很好,许昼脑子一热就过来了,文怀君把工作一扔就来奉陪,现在问题来了,去哪?
大冷天的夜晚出去太不现实,去酒店更是离谱,两人盖上被子看夜光手表?
“你饿吗?”文怀君问。
许昼才想起来晚上买的狮子头和水煮鱼已经没了,他心里又难受了一阵,觉得肚子也空了。
“饿。”
“要不,你不介意的话,”文怀君有些小心翼翼地,“去我房间?”
许昼很轻地“嗯”了一声。
为了方便做研究,科研团队的房间就在研究所上面。
文怀君的屋子不大,生活起居都在一个开放式房间里,进门右手边是洗手间,床挨着墙,旁边就是书桌和懒人沙发,厨房在一个角落,地上摆着瑜伽毯,上面放着几个哑铃。
许昼略有些震惊,文怀君毕竟是家产千万的男人,怎么住的地方这么小。
“你平时就住这儿?”
“科研团队的大家都一样。上班方便。”文怀君忙着开暖气,许昼大冷天的走过来,手肯定冷得像冰。
“你们应该只是过来收集数据的吧?”许昼问。
“是啊,他们恨不得把整架飞机打包打走。”文怀君打开冰箱,露出里面码得整整齐齐的水煮鸡胸肉和蔬菜沙拉。
“抱歉,家里只有这些,要不,凑合凑合?”
“连米饭都没有?”许昼有些惊讶,因为曾经的文怀君是彻头彻尾的华国胃,一天不吃米面碳水就浑身难受。
文怀君深深地看了许昼一眼,“特殊时期,暂时不供应。”
“你怎么了?”许昼第一反应是文怀君得了什么胃病之类的,必须要控制饮食,语气中都带了几分焦急。

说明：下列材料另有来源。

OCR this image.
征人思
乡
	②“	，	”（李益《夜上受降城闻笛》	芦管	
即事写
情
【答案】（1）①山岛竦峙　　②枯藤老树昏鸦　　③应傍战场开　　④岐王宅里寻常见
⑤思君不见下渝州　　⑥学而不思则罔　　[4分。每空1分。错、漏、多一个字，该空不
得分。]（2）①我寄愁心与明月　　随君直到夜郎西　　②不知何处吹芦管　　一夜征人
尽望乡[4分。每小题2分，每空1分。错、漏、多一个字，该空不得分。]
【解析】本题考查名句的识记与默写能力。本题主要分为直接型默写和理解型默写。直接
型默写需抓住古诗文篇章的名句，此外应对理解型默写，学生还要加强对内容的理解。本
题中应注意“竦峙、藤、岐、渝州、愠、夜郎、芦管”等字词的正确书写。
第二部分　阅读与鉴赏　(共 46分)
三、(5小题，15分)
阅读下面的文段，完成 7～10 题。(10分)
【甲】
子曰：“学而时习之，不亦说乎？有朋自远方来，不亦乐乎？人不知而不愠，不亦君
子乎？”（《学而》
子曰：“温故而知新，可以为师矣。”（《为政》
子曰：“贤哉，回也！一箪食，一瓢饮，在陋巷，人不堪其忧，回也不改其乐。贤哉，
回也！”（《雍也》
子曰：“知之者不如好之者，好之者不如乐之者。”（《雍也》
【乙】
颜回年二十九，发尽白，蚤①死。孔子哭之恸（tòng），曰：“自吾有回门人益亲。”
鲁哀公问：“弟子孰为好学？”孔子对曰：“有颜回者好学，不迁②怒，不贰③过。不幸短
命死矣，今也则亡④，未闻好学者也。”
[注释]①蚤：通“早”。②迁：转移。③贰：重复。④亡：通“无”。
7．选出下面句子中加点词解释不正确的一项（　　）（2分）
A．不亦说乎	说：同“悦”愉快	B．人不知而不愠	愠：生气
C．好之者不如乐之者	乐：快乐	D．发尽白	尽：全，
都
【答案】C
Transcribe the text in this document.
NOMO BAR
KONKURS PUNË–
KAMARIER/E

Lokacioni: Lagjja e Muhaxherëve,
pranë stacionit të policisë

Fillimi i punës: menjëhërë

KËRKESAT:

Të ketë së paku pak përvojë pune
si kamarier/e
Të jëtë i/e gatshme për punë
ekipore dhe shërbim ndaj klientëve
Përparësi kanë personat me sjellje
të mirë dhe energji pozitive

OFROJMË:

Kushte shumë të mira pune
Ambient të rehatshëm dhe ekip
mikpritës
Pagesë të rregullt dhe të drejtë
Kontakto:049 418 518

文怀君一怔,弯起嘴角,“你想什么呢?你自己说的什么都忘了?”
这次换许昼懵逼,说我说什么了?
“我记得某位流氓在众目睽睽之下摸了我的胸肌,”文怀君撑着冰箱门,好心提醒道,“还评价说:缩水了。”
许昼脸都要红透,他怎么听见了啊!
文怀君把风衣脱了,露出修身的黑色高领羊绒衫,紧实隆起的肌肉绷出流畅的弧度,大手撑在料理台上,慢条斯理地俯身,漫不经心地看向许昼。
“先生,要验货吗?”
许昼大脑瞬间空白,指尖发颤,背脊一阵酥软,几乎立刻勾起了那些活-色-生-香的记忆。
他胡乱地想,这暖气开得太高了,怎么往外吹荷尔蒙啊?
他最受不了文怀君漫不经心的眼神,眼风随意一扫,却是毫不费力的压制。
这种游刃有余的从容在成熟的文怀君身上愈发凸显,让人只想不战而降。
许昼呼吸一乱,文怀君立刻便跟着乱。
文怀君太了解许昼的眼神,那双坚毅的、锐利的眼睛突然变得波光粼粼、润如春雨的时候,就是他情乱了。
曾经的十五年,文怀君几乎都不知道自己怎么过的,脑子里所有关于许昼的片段都被他反反复复拿出来怀想了无数遍,久到画面都变得有些模糊。
但眼前的许昼却如此清晰,像被水洗过的美玉,像一场太完美的梦。
不知道是谁先采取的动作,两人不约而同地慢慢靠近。
就在这时,不懂事的油锅突然噼里啪啦地炸了起来,文怀君下意识地把许昼护到身后,油点子溅到了昂贵的羊绒衫上。
“小心。”
暧昧的气氛散得一干二净。
“咳,抱歉,忘了还热着油。”文怀君把处理好的鸡胸肉排下到锅里,问:“炸鸡排吃吗?”
许昼已经坐到了懒人沙发上,欲盖弥彰地把胳膊盖在脸上,语气镇定道:“你不是已经在炸了吗。”
许昼有些难堪地别过脸去,心脏还在扑通扑通地跳。
两人默契地不提刚才的事,坐在餐桌前吃了油炸鸡肉排配沙拉。
许昼觉得挺好吃的。
吃完饭,两人就并排坐到了懒人沙发上,因为躺床上不太合适。
“聊聊天?”文怀君提议道,“过一会儿就能看日出了。”
“好,”许昼同意,“去年元旦我们也看了日出……”
话音刚落许昼就意识到不对。
“抱歉,你可能不记得了,是我的去年,你的十五年前,你来我家和我一起过了元旦。”
文怀君很快说:“我记得,我当然记得。”
而且我还送了你一条我织了三个月还织得稀烂的围巾。
许昼抱着膝盖,尖尖的下巴戳在手背上,身子不乖地前后摇摆。
他突然开口问道:“前几天,在你听到我航班降落的消息的时候,你是什么心情啊?”
文怀君呼吸停了一下。
当时的心情太深刻,文怀君立刻就回想起来。
那时文怀君正站在大学的讲堂上,四面可滑动白板上写满了公式和证明。他站在讲台上接到了来自国际协会的紧急电话,说“十五年前失踪的航班信号出现了,这件事很可能会颠覆物理学!”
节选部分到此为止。